Images of barren, unadulterated landscapes—cities and rural terrains—provided the audience with images they see but don’t normally observe. I blurred my vision to imagine what these paintings would have looked like in black and white. Wyeth’s hallucinatory images—his studies and the finished pieces—washed away the mystery of the familiarity. Wyeth’s images were nestled in my confused memory with photographs from the 20th century.
Lewis Baltz, Walker Evans, and Harry Callahan are very different photographers, yes, but I cannot help but see their photography in Wyeth’s paintings. At first glance, Wyeth’s work appears to be repetitious renderings of windows and farm scenes, but they are presented in diverse visions.
Lewis Baltz’s images show geometrically flattened desolate landscapes. But his careful consideration of the lighting, shadows, and innate introspection turns a photograph that is seemingly void of a subject into a nearly tangible object and moment. In Baltz’s Tract House No. 22, 1971 the viewer gazes through a window that completely allows light to infiltrate it, but finds the inside empty—the view is only the façade of an adjacent home. The windows this home allow no light to penetrate them—there is no conclusion.
Wyeth’s Off at Sea, painted four years after Baltz’s photograph was taken, is a pale and rigid rendering of a porch. Like Baltz’s photograph, the image is created with near mathematic precision.

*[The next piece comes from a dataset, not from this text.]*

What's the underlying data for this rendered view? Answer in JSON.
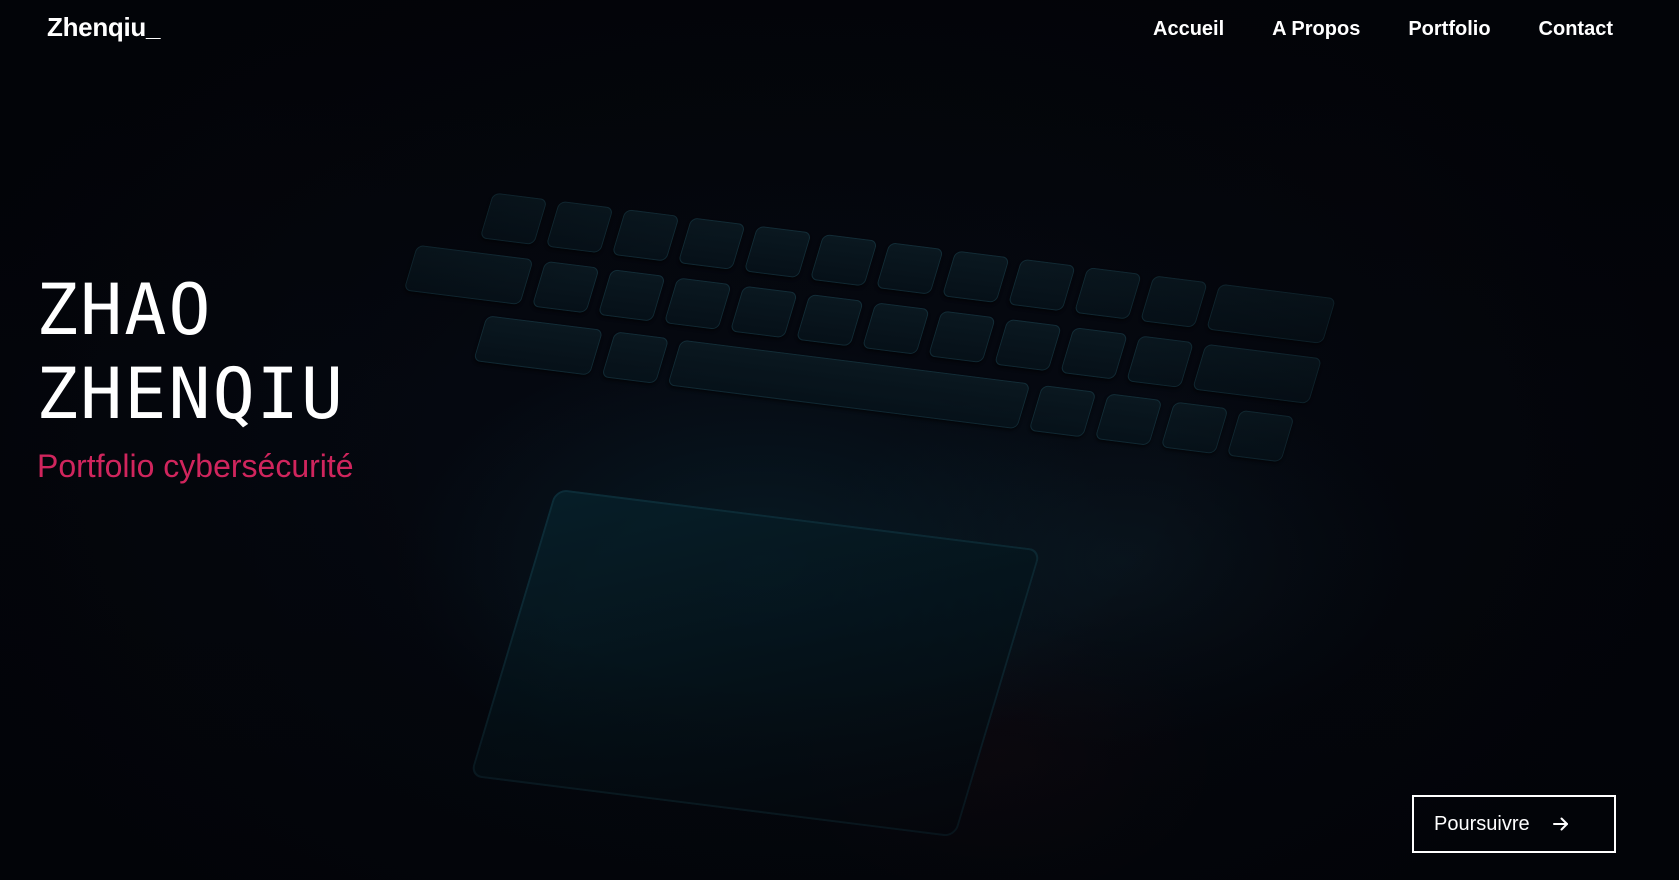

The porch bench and windowpanes join together like pale, fragile bones. A jagged, empty hanger dangles in the upper left corner—emotions brood in the sensation of death. The search for an ending continues from Baltz’s image. Only a hint of hope reflects in the window—canopies of trees attempt to signal an end to the haunting. However, the juxtaposition and bleak colors—wallowing in melancholy—pull you back to the quiet porch.

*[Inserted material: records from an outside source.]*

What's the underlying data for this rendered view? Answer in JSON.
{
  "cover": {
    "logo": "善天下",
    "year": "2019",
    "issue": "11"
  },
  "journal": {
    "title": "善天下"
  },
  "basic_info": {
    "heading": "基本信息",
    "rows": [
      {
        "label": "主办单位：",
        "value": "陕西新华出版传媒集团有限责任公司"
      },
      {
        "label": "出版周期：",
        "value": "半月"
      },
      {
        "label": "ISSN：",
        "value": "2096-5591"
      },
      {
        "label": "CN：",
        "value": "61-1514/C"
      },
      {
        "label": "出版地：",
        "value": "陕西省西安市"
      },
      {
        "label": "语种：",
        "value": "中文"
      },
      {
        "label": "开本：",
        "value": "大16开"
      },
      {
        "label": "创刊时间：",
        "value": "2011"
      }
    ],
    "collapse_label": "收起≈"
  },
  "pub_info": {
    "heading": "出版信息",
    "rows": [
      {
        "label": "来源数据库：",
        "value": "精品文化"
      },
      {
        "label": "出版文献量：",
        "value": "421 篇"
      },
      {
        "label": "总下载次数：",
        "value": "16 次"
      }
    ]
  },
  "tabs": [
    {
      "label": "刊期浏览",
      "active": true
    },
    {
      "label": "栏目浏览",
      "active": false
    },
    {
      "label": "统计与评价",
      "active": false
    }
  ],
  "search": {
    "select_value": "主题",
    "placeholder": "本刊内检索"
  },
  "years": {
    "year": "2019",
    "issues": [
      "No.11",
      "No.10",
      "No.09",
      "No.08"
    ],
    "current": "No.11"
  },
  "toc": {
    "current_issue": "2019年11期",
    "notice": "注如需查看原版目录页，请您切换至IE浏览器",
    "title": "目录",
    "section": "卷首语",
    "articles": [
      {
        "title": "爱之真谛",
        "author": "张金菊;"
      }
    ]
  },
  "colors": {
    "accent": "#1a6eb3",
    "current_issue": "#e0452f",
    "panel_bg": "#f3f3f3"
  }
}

In many of Wyeth’s paintings, I feel the essence of Walker Evans’ America. His scenes of the Great Depression are quintessential visions of American life. Like Wyeth, when Evans’ images are vacant of human presence, a ghostly spirit still haunts the frame. In both artists’ work you can feel the silence. Many of Wyeth’s paintings take place in fall or winter—the colors muted and rustic, the scenes slow, melancholy, and seemingly abandoned. Evans’ photographs are similar, including his portraits. Emotions are not written in the subject’s expression, but in the physicality of their skin, clothing, and hair. In Evans’ Kitchen Corner, Tenant Farmhouse, Hale County, Alabama, 1936, a broom, chair, and clothesline, a lingering tension alludes to an eerie sense of animation. This is a familiar configuration for many of Wyeth’s paintings. However, the fluidity of watercolor paint cannot be replicated in photography, a movement that ignites an emotional connection.

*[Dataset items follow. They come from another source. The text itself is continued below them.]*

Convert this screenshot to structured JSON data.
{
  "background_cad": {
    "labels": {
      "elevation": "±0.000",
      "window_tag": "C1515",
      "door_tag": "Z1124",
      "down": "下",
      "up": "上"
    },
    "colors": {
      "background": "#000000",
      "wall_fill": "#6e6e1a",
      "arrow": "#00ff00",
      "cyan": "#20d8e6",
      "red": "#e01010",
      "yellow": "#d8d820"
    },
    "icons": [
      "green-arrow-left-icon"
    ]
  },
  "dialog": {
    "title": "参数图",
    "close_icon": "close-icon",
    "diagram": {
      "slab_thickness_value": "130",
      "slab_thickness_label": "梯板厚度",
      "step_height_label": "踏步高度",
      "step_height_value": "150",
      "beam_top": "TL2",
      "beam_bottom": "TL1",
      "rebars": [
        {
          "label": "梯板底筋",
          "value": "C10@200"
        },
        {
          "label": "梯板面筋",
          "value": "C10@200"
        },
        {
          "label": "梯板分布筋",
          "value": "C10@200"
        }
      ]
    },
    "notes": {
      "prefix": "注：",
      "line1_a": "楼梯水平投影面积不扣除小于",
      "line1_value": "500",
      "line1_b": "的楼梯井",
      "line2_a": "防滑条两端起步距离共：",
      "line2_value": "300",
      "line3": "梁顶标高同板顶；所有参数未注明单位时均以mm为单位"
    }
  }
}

Walking through the exhibition it’s hard not to think about his Helga series, even though it’s not included. Helga’s classically sculpted figure draped on a bed, with her straw colored hair crowned with woven flowers is among his most recognizable work. As I make the connection between photography and Wyeth’s paintings, I imagine Harry Callahan’s wife, Eleanor. Her body’s voluptuous curves—similar to Helga’s—and her rich dark hair and eyes became a fixture in Callahan’s photography. Eleanor, Chicago, 1949, and Wyeth’s Barracoon, 1976, are virtually identical images. Both women lie nude exposing their backside. The light shines on their buttocks illuminating the soft texture of their skin. In front of the women are dark unidentifiable objects that take different forms. In Callahan’s, the shape is visibly rectilinear and opaque. For Wyeth, it’s abstract, murky and ethereal. In each of the foregrounds are lines resembling barbed wire that don’t appear to have any significance to the images other than grounding them compositionally. In many other images of Helga and Eleanor, the women pose nude, illuminated by a single window in the foreground.
When looking at the fluid gestures of watercolor paint, Wyeth’s images become a vague and deceptive memory. His images release the nostalgia of photography from my college classes, and those images of Callahan, Baltz, and Evans embedded in my unconscious. The National Gallery of Art’s Looking Out, Looking In allows the viewer to find a misplaced memory. Wyeth symbolically looks out through the frames of rustic wood of windows and haunting passageways, while we look inward towards our passions.
Looking Out, Looking In is on view until November 14, 2014.